Nota de Garibaldi apenas ratificou decisão do TRE
Quando afirmou em nota distribuída à imprensa, ontem, que “Nas atuais circunstâncias, a formalização desta ampla coligação certamente não implicará que eu ou Henrique Eduardo devamos recuar de nossas posições já tornadas públicas, e que “Essa será a forma pela qual, sem amarras artificiais, cada um de nós vai poder apresentar-se ao eleitorado sem subterfúgios, esperando dos norte-rio-grandenses seu julgamento soberano”, o senador Garibaldi Alves (PMDB-RN) apenas ratificou decisão do Tribunal Regional Eleitoral, que em reunião plenária e, em resposta à consulta do Partido da República (PR), decidiu proibir a formação de alianças proporcionais distintas das majoritárias seguindo o entendimento do Ministério Público Eleitoral.
Garibaldi também ao afirmar na mesma nota que “Neste momento, penso dever interpretar o pensamento de todos os que são meus aliados no atual processo eleitoral para convidar Henrique Eduardo a conduzir o PMDB e desta forma firmar ampla coligação conosco, nas eleições proporcionais e majoritárias”, e que “Isto dará transparência à nossa ação, resguardará todos os interesses envolvidos e preservará o grande PMDB que Henrique, comigo e demais companheiros, soubemos construir”, não só convocou o PMDB à união mas, sobretudo, tirou carta de seguro sobre quaisquer tipos de insinuações de que não teria cumprido o compromisso de apoiar a senadora Rosalba Ciarlini (DEM-RN) de chegar ao governo do estado. Essa a leitura que este blog faz da nota do senador Garibaldi Alves dirigida à imprensa potiguar.
Não se pode entender de outra forma, até porque Garibaldi sabe dos compromissos do deputado Henrique Eduardo Alves, seu primo, presidente estadual da legenda e líder da bancada do PMDB na Câmara como também de um colegiado de partidos que dão sustentação ao governo, com o presidente Lula. Aliás, não custa lembrar que na primeira semana de março o PMDB obteve a garantia do presidente de que ficará no controle dos seis ministérios atualmente ocupados pelo partido no governo federal até o final do mandato do petista na Presidência da República. Depois que os ministros peemedebistas deixarem os cargos no início de abril para disputarem as eleições de outubro, caberá ao partido a escolha de seus substitutos, que serão avalizados por Lula.

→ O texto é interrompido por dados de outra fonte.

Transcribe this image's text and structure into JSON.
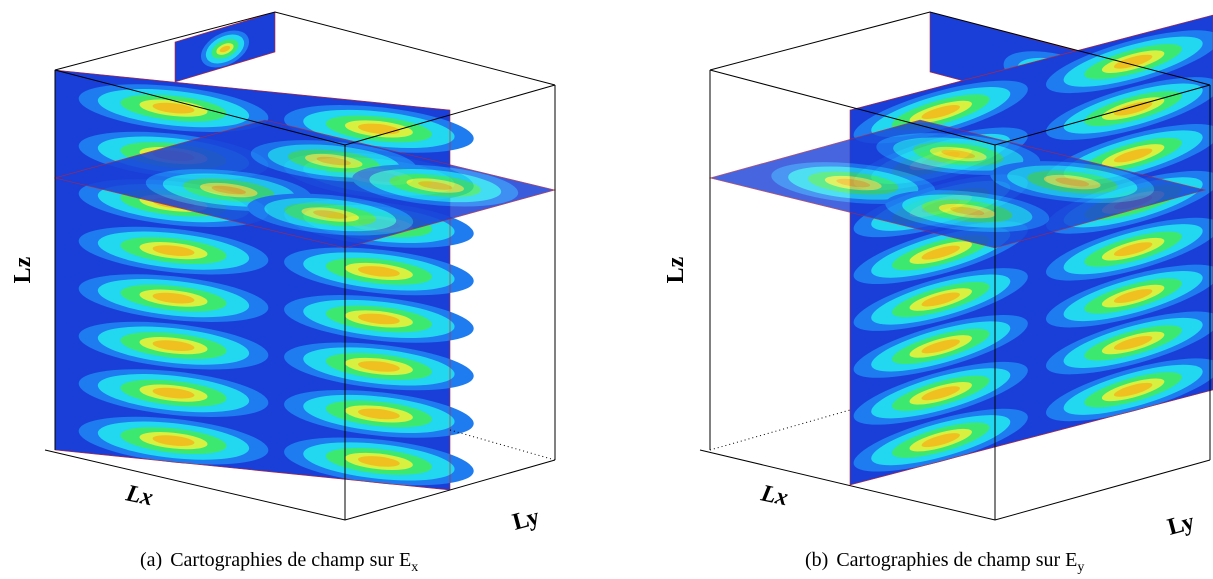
{
  "panels": [
    {
      "axes": {
        "z": "Lz",
        "x": "Lx",
        "y": "Ly"
      },
      "caption": {
        "label": "(a)",
        "text": "Cartographies de champ sur E",
        "subscript": "x"
      }
    },
    {
      "axes": {
        "z": "Lz",
        "x": "Lx",
        "y": "Ly"
      },
      "caption": {
        "label": "(b)",
        "text": "Cartographies de champ sur E",
        "subscript": "y"
      }
    }
  ]
}
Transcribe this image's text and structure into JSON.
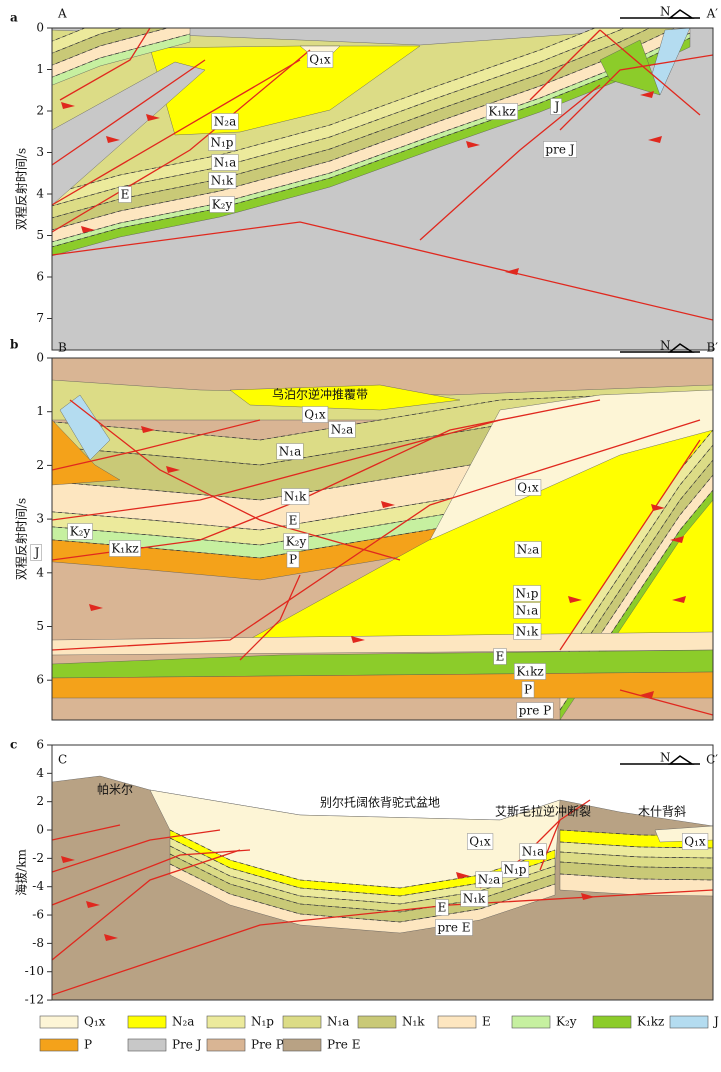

E ainda: Henrique é um ferrenho defensor do nome do deputado Michel Temer (PMDB-SP), seu amigo, para compor a chapa com Dilma Ruosseff (PT) para à sucessão presidencial. Caso isso ocorra e Dilma sendo a vencedora do pleito é certo Henrique ser alçado presidente da Câmara. Como explicar ao presidente Lula se Henrique viesse aderir à candidatura de Rosalba Ciarlini ao govcerno do Rio Grande do Norte? Como explicar ao presidente Lula que ele – Henrique – vai estar ao lado do senador José Agripino Maia, líder do DEM no Senado e um dos maiores opositores ao governo federal?

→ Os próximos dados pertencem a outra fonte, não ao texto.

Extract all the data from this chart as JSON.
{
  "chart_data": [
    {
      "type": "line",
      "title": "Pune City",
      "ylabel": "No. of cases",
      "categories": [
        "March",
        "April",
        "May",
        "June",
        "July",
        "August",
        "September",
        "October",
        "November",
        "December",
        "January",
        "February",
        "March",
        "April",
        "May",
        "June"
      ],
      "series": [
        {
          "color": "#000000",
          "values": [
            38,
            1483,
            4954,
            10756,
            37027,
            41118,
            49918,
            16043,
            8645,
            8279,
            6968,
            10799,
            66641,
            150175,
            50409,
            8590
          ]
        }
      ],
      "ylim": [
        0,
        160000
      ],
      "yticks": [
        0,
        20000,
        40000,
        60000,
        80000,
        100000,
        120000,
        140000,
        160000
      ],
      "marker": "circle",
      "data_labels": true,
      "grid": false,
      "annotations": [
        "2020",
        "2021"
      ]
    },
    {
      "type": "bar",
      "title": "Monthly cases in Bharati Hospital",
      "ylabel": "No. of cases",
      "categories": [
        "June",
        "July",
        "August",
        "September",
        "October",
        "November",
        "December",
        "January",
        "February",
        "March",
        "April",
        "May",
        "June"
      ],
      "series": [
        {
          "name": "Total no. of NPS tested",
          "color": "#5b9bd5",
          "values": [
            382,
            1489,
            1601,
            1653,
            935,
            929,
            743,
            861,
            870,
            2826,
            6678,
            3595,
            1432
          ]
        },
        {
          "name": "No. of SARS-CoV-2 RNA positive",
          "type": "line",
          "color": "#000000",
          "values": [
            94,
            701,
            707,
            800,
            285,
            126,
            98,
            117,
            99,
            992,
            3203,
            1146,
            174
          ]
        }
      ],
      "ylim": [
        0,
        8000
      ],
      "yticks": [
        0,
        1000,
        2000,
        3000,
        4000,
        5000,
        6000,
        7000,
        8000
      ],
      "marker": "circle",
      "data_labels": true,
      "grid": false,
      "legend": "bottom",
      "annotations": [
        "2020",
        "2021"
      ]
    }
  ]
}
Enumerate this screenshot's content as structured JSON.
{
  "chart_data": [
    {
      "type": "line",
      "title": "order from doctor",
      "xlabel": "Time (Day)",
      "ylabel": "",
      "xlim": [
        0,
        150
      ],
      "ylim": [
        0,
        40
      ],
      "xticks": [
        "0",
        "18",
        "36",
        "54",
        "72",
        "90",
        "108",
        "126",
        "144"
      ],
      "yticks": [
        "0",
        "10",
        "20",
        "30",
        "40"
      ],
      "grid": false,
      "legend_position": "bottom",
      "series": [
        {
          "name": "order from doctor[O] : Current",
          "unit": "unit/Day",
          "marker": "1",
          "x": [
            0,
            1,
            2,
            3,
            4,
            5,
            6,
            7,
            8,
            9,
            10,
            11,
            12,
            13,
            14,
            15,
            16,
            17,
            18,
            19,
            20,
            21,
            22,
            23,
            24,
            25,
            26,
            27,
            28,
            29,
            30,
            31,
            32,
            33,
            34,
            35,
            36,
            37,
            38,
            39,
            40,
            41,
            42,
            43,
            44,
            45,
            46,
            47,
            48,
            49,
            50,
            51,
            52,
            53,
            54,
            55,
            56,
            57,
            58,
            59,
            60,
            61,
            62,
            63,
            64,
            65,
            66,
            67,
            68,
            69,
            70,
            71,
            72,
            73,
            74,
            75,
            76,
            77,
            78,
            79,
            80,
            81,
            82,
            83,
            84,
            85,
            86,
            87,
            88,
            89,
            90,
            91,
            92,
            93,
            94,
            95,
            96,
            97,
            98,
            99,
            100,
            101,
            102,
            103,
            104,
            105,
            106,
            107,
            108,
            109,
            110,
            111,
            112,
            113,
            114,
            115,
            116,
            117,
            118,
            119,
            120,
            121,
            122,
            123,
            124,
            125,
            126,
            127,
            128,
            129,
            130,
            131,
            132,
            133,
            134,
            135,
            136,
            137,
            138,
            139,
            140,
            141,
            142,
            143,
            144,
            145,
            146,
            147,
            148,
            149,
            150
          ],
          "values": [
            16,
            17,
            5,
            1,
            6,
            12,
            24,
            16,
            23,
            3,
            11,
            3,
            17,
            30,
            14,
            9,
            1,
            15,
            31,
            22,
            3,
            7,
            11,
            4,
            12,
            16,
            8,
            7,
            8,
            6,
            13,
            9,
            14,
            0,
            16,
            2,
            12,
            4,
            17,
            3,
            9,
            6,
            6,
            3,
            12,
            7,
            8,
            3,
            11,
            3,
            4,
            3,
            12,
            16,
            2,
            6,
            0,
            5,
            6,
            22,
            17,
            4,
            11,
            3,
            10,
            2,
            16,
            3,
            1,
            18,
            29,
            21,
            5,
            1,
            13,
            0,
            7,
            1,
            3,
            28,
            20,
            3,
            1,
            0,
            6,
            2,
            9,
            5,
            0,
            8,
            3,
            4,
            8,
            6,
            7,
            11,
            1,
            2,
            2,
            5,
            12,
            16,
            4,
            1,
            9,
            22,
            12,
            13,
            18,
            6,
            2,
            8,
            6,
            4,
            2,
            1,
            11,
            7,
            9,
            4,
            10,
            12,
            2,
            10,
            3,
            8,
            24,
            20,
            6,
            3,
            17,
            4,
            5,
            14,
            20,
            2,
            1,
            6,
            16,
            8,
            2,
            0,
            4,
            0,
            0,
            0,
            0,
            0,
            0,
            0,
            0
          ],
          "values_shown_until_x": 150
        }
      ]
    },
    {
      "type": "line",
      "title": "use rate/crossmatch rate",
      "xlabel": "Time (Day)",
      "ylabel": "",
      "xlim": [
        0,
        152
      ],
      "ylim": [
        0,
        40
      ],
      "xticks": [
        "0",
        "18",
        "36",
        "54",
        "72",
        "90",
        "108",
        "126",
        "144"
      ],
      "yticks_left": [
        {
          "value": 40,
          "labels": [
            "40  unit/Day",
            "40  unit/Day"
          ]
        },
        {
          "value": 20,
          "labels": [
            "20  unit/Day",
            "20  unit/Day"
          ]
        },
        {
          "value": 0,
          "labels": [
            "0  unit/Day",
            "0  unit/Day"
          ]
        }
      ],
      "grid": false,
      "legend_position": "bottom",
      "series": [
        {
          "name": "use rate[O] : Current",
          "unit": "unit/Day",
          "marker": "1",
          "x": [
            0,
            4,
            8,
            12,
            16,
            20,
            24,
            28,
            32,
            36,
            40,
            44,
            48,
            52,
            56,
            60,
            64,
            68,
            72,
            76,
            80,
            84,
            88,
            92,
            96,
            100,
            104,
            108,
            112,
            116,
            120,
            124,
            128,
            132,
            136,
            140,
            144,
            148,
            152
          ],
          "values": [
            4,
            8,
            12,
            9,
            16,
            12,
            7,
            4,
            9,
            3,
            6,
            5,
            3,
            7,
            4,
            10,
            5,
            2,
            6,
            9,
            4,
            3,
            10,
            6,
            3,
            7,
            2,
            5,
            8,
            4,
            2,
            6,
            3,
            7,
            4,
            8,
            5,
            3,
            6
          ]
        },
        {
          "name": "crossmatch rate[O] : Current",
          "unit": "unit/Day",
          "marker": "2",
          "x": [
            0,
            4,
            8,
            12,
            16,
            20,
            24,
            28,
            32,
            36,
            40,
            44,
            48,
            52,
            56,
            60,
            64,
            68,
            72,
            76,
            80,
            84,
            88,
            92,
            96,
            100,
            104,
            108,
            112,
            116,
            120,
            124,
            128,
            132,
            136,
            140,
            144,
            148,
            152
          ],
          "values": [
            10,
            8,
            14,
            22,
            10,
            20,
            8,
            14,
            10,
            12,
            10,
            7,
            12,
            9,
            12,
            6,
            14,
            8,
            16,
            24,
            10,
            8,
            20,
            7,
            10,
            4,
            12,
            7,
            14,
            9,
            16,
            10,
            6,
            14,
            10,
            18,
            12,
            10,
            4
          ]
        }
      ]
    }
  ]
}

Sendo assim, Garibaldi jamais pensaria em convidar Henrique Alves para subir no palanque de Rosalba. Quando fala em transparências de suas ações – a dele e a de Henrique – certamente Garibaldi está falando da decisão que o PMDB vier a tomar, seja ela de apoio a Carlos Eduardo Alves (PDT) ou a Iberê Ferreira de Souza (PSB). Do contrário estaria levando o primo a ser o Judas nesse dilema que o PMDB do Rio Grande do norte está vivendo.